Language Model#

Training a Trigram Language Model using Reuters#

%%time

# code courtesy of https://nlpforhackers.io/language-models/

from nltk.corpus import reuters
from nltk import bigrams, trigrams
from collections import Counter, defaultdict

# Create a placeholder for model
model = defaultdict(lambda: defaultdict(lambda: 0))

# Count frequency of co-occurance  
for sentence in reuters.sents():
    for w1, w2, w3 in trigrams(sentence, pad_right=True, pad_left=True):
        model[(w1, w2)][w3] += 1
 
# Let's transform the counts to probabilities
for w1_w2 in model:
    total_count = float(sum(model[w1_w2].values()))
    for w3 in model[w1_w2]:
        model[w1_w2][w3] /= total_count
CPU times: user 10.3 s, sys: 830 ms, total: 11.1 s
Wall time: 11.1 s

Check Language Model#

sorted(dict(model["the","news"]).items(), key=lambda x:-1*x[1])
[('conference', 0.25),
 ('of', 0.125),
 ('.', 0.125),
 ('with', 0.08333333333333333),
 (',', 0.08333333333333333),
 ('agency', 0.08333333333333333),
 ('that', 0.08333333333333333),
 ('brought', 0.041666666666666664),
 ('about', 0.041666666666666664),
 ('broke', 0.041666666666666664),
 ('on', 0.041666666666666664)]

Text Generation Using the Trigram Model#

  • Using the trigram model to predict the next word.

  • The prediction is based on the predicted probability distribution of the next words: words above a predefined cut-off are randomly selected.

  • The text generator ends when two consecutuve None’s are predicted (signaling the end of the sentence).
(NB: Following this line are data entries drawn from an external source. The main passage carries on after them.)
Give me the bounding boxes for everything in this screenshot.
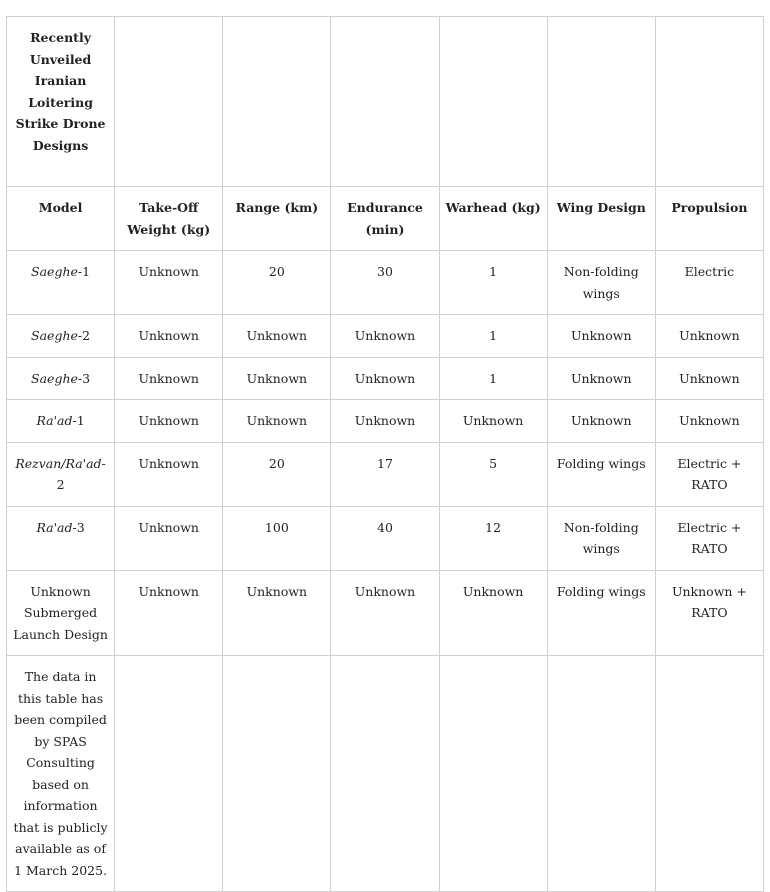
- header-row: [7, 187, 764, 251]
- footnote-row: [7, 656, 764, 892]
- header-takeoff-weight: Take-Off Weight (kg): [115, 187, 223, 251]
- empty-cell: [331, 656, 439, 892]
- model-name: Saeghe: [31, 328, 78, 343]
- model-suffix: -1: [77, 264, 91, 279]
- warhead-cell: 1: [439, 357, 547, 400]
- model-name: Rezvan/Ra'ad-: [15, 455, 106, 471]
- empty-cell: [223, 17, 331, 187]
- range-cell: 20: [223, 442, 331, 506]
- wing-design-cell: Unknown: [547, 315, 655, 358]
- propulsion-cell: Electric: [655, 251, 763, 315]
- range-cell: Unknown: [223, 357, 331, 400]
- table-row: [7, 357, 764, 400]
- warhead-cell: Unknown: [439, 570, 547, 656]
- model-cell: Unknown Submerged Launch Design: [7, 570, 115, 656]
- propulsion-cell: Electric + RATO: [655, 442, 763, 506]
- takeoff-weight-cell: Unknown: [115, 400, 223, 443]
- propulsion-cell: Electric + RATO: [655, 506, 763, 570]
- propulsion-cell: Unknown: [655, 400, 763, 443]
- drone-specs-table: [6, 16, 764, 892]
- table-row: [7, 251, 764, 315]
- empty-cell: [439, 656, 547, 892]
- table-row: [7, 315, 764, 358]
- wing-design-cell: Folding wings: [547, 570, 655, 656]
- wing-design-cell: Non-folding wings: [547, 251, 655, 315]
- takeoff-weight-cell: Unknown: [115, 506, 223, 570]
- model-cell: [7, 251, 115, 315]
- endurance-cell: 17: [331, 442, 439, 506]
- model-cell: [7, 357, 115, 400]
- range-cell: Unknown: [223, 315, 331, 358]
- model-name: Saeghe: [31, 264, 78, 279]
- footnote: The data in this table has been compiled by SPAS Consulting based on information that is publicly available as of 1 March 2025.: [7, 656, 115, 892]
- empty-cell: [439, 17, 547, 187]
- model-cell: [7, 315, 115, 358]
- empty-cell: [547, 656, 655, 892]
- warhead-cell: 12: [439, 506, 547, 570]
- takeoff-weight-cell: Unknown: [115, 570, 223, 656]
- model-suffix: -3: [77, 370, 91, 386]
- endurance-cell: 40: [331, 506, 439, 570]
- model-cell: [7, 442, 115, 506]
- header-warhead: Warhead (kg): [439, 187, 547, 251]
- model-name: Ra'ad: [36, 519, 73, 535]
- model-cell: [7, 506, 115, 570]
- empty-cell: [655, 656, 763, 892]
- header-range: Range (km): [223, 187, 331, 251]
- title-row: [7, 17, 764, 187]
- wing-design-cell: Unknown: [547, 400, 655, 443]
- propulsion-cell: Unknown: [655, 357, 763, 400]
- empty-cell: [655, 17, 763, 187]
- warhead-cell: 5: [439, 442, 547, 506]
- endurance-cell: Unknown: [331, 400, 439, 443]
- range-cell: Unknown: [223, 570, 331, 656]
- endurance-cell: 30: [331, 251, 439, 315]
- table-row: [7, 400, 764, 443]
- table-row: [7, 506, 764, 570]
- header-model: Model: [7, 187, 115, 251]
- propulsion-cell: Unknown: [655, 315, 763, 358]
- empty-cell: [115, 17, 223, 187]
- model-name: Saeghe: [31, 370, 78, 386]
- empty-cell: [223, 656, 331, 892]
- takeoff-weight-cell: Unknown: [115, 357, 223, 400]
- endurance-cell: Unknown: [331, 570, 439, 656]
- table-row: [7, 442, 764, 506]
- wing-design-cell: Folding wings: [547, 442, 655, 506]
- takeoff-weight-cell: Unknown: [115, 442, 223, 506]
- warhead-cell: Unknown: [439, 400, 547, 443]
- endurance-cell: Unknown: [331, 357, 439, 400]
- takeoff-weight-cell: Unknown: [115, 315, 223, 358]
- propulsion-cell: Unknown + RATO: [655, 570, 763, 656]
- endurance-cell: Unknown: [331, 315, 439, 358]
- table-row: [7, 570, 764, 656]
- wing-design-cell: Unknown: [547, 357, 655, 400]
- range-cell: 100: [223, 506, 331, 570]
- range-cell: 20: [223, 251, 331, 315]
- empty-cell: [331, 17, 439, 187]
- model-name: Ra'ad: [36, 413, 73, 428]
- model-suffix: -1: [72, 413, 85, 428]
- empty-cell: [115, 656, 223, 892]
- model-suffix: -3: [72, 519, 85, 535]
- table-title: Recently Unveiled Iranian Loitering Strike Drone Designs: [7, 17, 115, 187]
- wing-design-cell: Non-folding wings: [547, 506, 655, 570]
- takeoff-weight-cell: Unknown: [115, 251, 223, 315]
- header-endurance: Endurance (min): [331, 187, 439, 251]
- model-cell: [7, 400, 115, 443]
- range-cell: Unknown: [223, 400, 331, 443]
- header-propulsion: Propulsion: [655, 187, 763, 251]
- header-wing-design: Wing Design: [547, 187, 655, 251]
- empty-cell: [547, 17, 655, 187]
- model-suffix: 2: [56, 477, 65, 492]
- model-suffix: -2: [77, 328, 91, 343]
- warhead-cell: 1: [439, 315, 547, 358]
- warhead-cell: 1: [439, 251, 547, 315]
# code courtesy of https://nlpforhackers.io/language-models/
import random

# starting words
text = ["the", "news"]
sentence_finished = False
 
while not sentence_finished:
  # select a random probability threshold  
  r = random.random()
  accumulator = .0

  for word in model[tuple(text[-2:])].keys():
      accumulator += model[tuple(text[-2:])][word]
      # select words that are above the probability threshold
      if accumulator >= r:
          text.append(word)
          break

  if text[-2:] == [None, None]:
      sentence_finished = True
 
print (' '.join([t for t in text if t]))
the news conference that any rights Dixon might have to return to a faulty start this spring .

Issues of Ngram Language Model#

  • The ngram size is of key importance. The higher the order of the ngram, the better the prediction. But it comes with the issues of computation overload and data sparceness.

  • Unseen ngrams are always a concern.

  • Probability smoothing issues.

Neural Language Model#

  • Neural language model based on deep learning may provide a better alternative to model the probabilistic relationships of linguistic units.